Trauer ist eine Reaktion auf den Verlust von Menschen. Als Autor*innen bringen wir unsere Charaktere in Situationen, in denen sie sich mit dem Verlust geliebter, manchmal gehasster Menschen auseinandersetzen müssen. Die Phasen der Trauer zu kennen, hilft, die Gefühle und das Verhalten der Charaktere realitätsnah zu schildern.
Trauer ist nicht immer und überall gleich
Trauer ist individuell und zugleich durch Traditionen geprägt. Jeder Mensch erlebt Verluste anders und trauert dementsprechend anders. Verschiedene Religionen und Kulturen haben unterschiedliche Wege gefunden mit einem Phänomen umzugehen, das immer umfassender ist als das schlichte Aufhören einer Existenz.
Wenn wir über das Erleben von Trauer und Trauerbewältigung in Kulturen, in denen wir selbst nicht leben, schreiben wollen, ist es hilfreich, über dieses Thema mit Menschen zu sprechen, die Emotionen und Rituale aus eigenem Erleben kennen.
Die Phasen der Trauer nach Verena Kast
Nach Verena Kast verläuft Trauer in vier Phasen zwischen einem eindeutigen Anfang und einem Ende. Am Anfang steht der Tod eines Menschen, am Ende eine Neuorientierung. Die Phasen der Trauer können überlappen, sich wiederholen oder durcheinandergeraten. Daher gibt es keinen vorgeschriebenen Verlauf. Das gilt auch für Charaktere und eröffnet für Schreibende zahlreiche Möglichkeiten, die Trauer in eine Handlung einzubauen.

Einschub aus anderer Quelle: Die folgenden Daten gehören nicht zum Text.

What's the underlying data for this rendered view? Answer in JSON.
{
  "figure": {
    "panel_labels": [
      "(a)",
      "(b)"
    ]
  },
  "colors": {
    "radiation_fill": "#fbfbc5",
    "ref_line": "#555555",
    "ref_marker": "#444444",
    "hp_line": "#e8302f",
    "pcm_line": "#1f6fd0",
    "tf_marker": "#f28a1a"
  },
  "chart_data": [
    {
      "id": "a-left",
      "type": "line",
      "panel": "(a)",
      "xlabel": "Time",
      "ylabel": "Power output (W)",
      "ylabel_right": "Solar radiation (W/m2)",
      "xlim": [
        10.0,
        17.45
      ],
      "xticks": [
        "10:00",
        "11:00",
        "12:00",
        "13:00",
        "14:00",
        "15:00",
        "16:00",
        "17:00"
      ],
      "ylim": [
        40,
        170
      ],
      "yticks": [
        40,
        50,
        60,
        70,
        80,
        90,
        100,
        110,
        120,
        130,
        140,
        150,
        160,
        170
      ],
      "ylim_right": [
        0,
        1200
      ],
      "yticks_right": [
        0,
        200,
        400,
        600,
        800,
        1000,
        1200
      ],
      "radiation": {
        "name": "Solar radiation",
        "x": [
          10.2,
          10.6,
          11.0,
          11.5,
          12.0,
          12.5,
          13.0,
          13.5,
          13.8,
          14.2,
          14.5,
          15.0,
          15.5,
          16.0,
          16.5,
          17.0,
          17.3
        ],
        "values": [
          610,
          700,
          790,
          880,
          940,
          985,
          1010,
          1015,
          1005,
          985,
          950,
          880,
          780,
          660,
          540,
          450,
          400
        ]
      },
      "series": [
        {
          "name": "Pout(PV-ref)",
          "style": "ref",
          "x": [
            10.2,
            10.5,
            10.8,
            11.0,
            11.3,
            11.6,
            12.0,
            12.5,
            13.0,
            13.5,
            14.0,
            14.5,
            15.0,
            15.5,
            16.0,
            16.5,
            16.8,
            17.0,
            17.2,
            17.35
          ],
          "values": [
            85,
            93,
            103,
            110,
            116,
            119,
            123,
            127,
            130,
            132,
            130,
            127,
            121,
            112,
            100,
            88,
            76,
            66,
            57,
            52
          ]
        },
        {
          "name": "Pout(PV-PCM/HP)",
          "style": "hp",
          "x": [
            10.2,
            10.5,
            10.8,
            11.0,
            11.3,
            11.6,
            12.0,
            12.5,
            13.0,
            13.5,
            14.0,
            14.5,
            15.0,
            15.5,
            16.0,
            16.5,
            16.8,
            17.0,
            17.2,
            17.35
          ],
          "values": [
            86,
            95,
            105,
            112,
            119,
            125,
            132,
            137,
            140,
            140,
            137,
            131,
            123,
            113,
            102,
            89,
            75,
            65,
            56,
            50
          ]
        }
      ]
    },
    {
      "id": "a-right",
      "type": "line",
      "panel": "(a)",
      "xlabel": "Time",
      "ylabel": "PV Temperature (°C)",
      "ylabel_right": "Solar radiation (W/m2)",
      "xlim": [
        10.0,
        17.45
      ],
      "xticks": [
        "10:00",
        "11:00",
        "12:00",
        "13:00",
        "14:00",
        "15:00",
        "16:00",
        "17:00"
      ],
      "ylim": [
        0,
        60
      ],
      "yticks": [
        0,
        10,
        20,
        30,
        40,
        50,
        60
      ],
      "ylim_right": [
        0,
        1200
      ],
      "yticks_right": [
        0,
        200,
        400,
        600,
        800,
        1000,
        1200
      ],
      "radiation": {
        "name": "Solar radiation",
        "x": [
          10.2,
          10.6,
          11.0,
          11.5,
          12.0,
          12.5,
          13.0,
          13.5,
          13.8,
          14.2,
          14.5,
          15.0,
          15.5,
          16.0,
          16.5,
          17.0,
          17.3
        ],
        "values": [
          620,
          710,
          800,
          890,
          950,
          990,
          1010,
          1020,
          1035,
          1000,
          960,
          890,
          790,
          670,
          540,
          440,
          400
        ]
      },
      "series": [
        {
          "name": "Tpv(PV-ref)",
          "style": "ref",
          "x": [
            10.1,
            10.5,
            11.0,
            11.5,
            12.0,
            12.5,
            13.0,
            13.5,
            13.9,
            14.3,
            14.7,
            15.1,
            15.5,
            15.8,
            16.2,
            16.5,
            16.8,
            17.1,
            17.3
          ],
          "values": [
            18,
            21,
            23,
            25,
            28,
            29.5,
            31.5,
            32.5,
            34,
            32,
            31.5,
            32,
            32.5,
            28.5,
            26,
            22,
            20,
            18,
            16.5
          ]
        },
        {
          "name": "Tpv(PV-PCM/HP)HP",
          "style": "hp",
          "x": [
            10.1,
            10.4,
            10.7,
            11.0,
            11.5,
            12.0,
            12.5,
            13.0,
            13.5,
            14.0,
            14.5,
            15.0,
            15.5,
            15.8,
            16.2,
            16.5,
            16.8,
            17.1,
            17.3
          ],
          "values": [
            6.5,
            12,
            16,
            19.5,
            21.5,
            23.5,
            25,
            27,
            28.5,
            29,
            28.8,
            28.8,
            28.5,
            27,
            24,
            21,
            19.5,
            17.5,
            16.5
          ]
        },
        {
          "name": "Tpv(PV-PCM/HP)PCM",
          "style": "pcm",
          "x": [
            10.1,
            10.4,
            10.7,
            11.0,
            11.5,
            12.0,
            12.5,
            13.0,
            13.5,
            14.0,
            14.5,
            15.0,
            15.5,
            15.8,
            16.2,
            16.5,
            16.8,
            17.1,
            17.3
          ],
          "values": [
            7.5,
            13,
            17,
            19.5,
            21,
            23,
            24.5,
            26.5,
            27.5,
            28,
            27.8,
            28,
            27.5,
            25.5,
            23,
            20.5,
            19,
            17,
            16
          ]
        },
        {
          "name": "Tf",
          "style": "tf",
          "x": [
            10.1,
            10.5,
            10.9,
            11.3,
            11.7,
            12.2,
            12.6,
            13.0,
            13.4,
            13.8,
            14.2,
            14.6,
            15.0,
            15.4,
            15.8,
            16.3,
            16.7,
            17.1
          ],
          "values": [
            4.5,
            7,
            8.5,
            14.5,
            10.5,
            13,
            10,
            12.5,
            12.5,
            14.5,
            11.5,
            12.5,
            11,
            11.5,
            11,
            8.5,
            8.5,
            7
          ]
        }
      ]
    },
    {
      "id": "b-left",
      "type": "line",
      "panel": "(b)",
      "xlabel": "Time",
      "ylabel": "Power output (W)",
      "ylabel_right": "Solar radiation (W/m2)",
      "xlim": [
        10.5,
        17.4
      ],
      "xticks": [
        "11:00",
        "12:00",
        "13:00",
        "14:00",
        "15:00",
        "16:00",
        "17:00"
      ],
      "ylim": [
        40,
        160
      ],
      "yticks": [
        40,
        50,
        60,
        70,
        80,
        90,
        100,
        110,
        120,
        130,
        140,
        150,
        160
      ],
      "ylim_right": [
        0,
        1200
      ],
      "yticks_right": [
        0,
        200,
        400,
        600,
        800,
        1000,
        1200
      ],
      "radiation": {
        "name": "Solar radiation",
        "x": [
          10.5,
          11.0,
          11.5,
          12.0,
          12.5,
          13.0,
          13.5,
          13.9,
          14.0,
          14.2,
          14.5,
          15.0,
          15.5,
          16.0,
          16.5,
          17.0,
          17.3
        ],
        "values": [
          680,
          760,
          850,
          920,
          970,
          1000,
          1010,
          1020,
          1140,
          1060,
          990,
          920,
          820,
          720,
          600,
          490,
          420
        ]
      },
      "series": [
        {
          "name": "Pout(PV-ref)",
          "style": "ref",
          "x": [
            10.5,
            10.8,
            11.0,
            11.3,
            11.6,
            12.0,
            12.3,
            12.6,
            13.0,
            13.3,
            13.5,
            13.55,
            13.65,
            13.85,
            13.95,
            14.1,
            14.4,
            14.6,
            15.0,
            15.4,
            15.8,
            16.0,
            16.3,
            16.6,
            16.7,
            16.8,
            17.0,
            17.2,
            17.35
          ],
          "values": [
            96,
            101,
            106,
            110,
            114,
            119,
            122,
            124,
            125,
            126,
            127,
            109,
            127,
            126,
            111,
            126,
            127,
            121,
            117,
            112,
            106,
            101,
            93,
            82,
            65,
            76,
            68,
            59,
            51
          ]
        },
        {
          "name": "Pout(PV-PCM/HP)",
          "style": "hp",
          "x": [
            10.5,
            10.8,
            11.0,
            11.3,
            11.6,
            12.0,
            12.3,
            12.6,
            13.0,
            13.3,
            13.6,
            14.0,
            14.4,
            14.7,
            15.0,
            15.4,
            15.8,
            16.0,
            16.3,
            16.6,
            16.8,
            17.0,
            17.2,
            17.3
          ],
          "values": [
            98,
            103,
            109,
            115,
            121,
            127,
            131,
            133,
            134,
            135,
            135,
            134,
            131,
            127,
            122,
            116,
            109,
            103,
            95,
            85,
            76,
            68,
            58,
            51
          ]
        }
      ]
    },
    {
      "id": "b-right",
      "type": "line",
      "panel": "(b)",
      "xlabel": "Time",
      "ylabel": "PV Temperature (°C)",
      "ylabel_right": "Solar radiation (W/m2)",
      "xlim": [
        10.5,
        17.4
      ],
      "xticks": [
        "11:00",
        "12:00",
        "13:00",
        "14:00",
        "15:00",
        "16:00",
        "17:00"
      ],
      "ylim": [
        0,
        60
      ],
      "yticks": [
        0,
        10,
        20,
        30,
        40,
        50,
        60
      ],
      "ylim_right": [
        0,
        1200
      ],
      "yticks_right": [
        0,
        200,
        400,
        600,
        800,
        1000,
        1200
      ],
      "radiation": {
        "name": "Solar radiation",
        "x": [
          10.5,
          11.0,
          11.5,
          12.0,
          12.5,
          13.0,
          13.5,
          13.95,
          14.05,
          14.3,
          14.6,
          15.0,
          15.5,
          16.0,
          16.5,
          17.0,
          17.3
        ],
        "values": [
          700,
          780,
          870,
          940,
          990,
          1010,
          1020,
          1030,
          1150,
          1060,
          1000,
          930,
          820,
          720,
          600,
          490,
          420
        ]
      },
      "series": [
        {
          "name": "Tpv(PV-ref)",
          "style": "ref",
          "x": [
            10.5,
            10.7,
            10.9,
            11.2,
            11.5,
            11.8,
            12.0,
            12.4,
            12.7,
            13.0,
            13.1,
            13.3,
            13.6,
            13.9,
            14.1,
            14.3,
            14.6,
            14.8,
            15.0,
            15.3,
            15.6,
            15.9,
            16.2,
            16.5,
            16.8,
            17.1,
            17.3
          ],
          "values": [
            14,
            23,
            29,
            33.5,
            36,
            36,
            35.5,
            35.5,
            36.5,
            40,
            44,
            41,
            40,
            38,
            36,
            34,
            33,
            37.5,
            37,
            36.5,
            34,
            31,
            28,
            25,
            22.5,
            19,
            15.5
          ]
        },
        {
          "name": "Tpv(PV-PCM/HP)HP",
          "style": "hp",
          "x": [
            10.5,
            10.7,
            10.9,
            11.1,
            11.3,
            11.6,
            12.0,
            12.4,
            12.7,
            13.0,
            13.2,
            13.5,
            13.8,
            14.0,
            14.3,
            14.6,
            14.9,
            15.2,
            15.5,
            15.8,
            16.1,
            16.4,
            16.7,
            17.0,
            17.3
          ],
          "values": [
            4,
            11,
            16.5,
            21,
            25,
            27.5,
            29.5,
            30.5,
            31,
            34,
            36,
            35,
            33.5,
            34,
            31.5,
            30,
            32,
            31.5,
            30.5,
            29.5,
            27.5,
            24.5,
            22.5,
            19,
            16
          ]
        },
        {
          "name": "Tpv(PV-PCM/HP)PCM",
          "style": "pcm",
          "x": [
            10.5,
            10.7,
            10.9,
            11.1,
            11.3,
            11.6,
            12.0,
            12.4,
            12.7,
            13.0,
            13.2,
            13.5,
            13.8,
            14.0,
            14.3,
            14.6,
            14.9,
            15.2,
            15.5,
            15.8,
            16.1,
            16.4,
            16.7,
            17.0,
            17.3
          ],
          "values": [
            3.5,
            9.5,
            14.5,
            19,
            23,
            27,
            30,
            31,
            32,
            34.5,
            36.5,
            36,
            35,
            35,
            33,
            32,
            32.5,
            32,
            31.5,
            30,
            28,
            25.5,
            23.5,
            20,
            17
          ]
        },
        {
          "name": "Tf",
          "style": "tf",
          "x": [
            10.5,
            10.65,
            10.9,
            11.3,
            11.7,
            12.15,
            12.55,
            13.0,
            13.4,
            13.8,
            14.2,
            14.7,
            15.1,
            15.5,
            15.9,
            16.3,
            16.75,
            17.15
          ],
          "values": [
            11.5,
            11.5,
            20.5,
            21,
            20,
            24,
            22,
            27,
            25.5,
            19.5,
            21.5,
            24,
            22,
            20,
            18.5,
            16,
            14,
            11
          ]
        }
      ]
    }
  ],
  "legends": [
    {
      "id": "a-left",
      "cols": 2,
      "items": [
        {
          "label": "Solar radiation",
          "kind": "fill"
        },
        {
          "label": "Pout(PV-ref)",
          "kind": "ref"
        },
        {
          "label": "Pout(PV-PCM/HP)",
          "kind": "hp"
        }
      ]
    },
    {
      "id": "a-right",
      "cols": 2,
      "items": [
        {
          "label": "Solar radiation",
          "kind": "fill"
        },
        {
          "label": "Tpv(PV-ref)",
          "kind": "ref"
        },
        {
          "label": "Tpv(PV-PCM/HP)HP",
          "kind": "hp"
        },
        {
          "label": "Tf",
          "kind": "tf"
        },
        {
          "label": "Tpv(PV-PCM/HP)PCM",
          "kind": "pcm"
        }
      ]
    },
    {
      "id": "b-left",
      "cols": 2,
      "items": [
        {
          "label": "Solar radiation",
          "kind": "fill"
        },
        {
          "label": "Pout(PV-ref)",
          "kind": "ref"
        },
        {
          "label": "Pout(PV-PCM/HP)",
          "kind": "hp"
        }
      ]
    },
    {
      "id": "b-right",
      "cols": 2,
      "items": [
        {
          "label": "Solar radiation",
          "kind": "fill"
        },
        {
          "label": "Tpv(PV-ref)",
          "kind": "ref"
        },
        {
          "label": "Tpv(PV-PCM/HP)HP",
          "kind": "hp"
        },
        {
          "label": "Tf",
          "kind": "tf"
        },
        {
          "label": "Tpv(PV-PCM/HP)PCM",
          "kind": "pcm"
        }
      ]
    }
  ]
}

Phase 1: Das Nicht Wahrhaben-Wollen
Unabhängig davon, ob der Tod erwartet wurde oder überraschend kommt, reagieren Menschen unmittelbar nach der Todesnachricht mit Schock, Apathie, Leugnung, Hilflosigkeit. Einige Menschen brechen zusammen. Diese erste Phase kann wenige Stunden oder einige Wochen dauern.
Phase 2: Aufbrechende Emotionen
Danach drängen oft heftige Emotionen heraus: Wut, Angst, Enttäuschung, Schmerz. Der Schmerz kann sich auch in körperlichen Reaktionen wie Herzproblemen, Atemnot oder Übelkeit äußern. Manche Menschen hadern mit ihrem Gott, andere machen dem oder der Verstorbenen Vorwürfe. Diese Phase kann sich über mehrere Wochen oder Monate hinziehen.
Phase 3: Suchen und Sich-Trennen
In dieser Phase suchen Menschen den oder die Verstorbene in den Gesichtern anderer. Sie erinnern sich an gemeinsame Erlebnisse oder suchen Orte auf, an denen sie gemeinsam gewesen sind. In die Trauer mischen sich auch Glück oder Dankbarkeit für das Gemeinsame, möglicherweise aber auch Verzweiflung und Angst vor einer dunklen, einsamen Zukunft. Diese Phase kann sich über Jahre erstrecken.
Phase 4: Neuer Selbst- und Weltbezug
Allmählich kehren innere Ruhe und Frieden zurück, der Blick richtet sich in die Zukunft, eigenständige Pläne sind möglich. Der Trauerprozess hat den Menschen verändert, der oder die Verstorbene bleibt als Erinnerung Teil des Lebens.
Neben dem Modell von Verena Kast gibt es u. a. auch die Traueraufgaben nach J. William Worden.